Sometimes when the outside temperature bumps up against the comfort limit of my sleeping bag I ask myself the same thing. In my heart I know the answer. While all those trips- and so many others- were ways of bringing food home for the table, on a deeper level they satisfy a rabid curiosity and fulfill goals inspired by a thirst for knowledge. One might ask where that thirst for knowledge came from in the first place. It’s a worthwhile question.  

Time and again, I am reminded how my Gustavus education played a principal role in forming me to be adaptable and naturally curious, stimulating my mind and turning me loose in the world to be a lifelong learner. This is no small thing. When I was an undergrad, I was still largely under the impression that I was there to learn things, i.e. facts, skills, etc., that would gift me a career. What I didn’t know was that I was learning a way of being. I knew the “value of a liberal arts education” in a college pamphlet sort of way, but lacked the life-experience perspective that could make it real. Now I’m living it. 

For the past 19 years, I’ve been a classical musician. The building blocks for this career were carefully laid in college, but I remember how my brain lit up when I also learned about things like archaeology, psychology, and my own faith. And while I knew I had no interest in a career in any of those fields, I still found them fascinating and dug in while I could.

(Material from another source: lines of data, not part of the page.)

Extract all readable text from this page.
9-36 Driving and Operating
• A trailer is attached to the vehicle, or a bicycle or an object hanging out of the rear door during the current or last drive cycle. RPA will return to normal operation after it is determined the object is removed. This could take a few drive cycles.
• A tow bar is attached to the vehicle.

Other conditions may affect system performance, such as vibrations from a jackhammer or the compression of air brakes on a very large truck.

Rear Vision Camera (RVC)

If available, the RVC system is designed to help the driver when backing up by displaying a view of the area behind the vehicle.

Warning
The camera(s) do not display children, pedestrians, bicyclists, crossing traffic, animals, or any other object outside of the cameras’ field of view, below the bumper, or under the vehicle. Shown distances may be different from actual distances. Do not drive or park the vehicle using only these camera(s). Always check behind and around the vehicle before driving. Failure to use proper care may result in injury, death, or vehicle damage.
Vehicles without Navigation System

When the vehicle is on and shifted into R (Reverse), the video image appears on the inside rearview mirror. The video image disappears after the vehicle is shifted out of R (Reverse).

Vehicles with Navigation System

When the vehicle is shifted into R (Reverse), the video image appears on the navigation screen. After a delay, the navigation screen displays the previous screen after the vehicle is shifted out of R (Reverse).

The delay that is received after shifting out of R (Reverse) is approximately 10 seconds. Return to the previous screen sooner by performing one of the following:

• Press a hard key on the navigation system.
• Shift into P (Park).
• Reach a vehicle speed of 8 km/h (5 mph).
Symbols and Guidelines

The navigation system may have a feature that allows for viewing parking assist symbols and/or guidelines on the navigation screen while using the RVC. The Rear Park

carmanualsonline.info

Thus it has been ever since, whether I have tasked myself with remodeling a bathroom, learning and performing new music, training my own bird dog, or cooking with chokecherries. Little did I know that kind of cognitive versatility would someday swoop in to catch me in the free-fall of career crisis. 

About 17 years into my music career, burnout began to overtake me. It took a while to see it for what it was, too. So, for a time, feelings of frustration, disillusionment, and defeat took the wind from my sails and stole my visions of the future. Fortunately, I had good people around me who collectively encouraged me to take the pressure off myself and take a step back from the rat race. While I paused to take stock of my situation, I clung to my educational foundation, knowing my ability to learn would allow me to bend without breaking in spite of whatever lay ahead. In that way, there was still nothing I couldn’t do. 

And so, with really nothing to lose, I took steps toward parlaying my accumulated outdoor experiences into the beginning of a career in freelance writing. That’s right, all my past and future excursions have now become the underpinnings of my nascent career as an outdoor writer. It doesn’t promise to be terribly lucrative, and I can’t know where that will take me, but that’s okay. What’s important is that I can find fulfillment in bringing things I believe are important before the wider world, and I have infinite opportunities to be creative in doing so. And if I have come to know just one thing about myself, it’s that my creativity needs an outlet. 

This kind of transformation and self-realization doesn’t come cheap. I am convinced it would not have been possible without my liberal arts foundation, and I feel incredibly fortunate to have that on my side. It provides constant reassurance that I am capable, I can find my way, and I can overcome. You might say it’s enough to make the ground a little warmer and softer at night.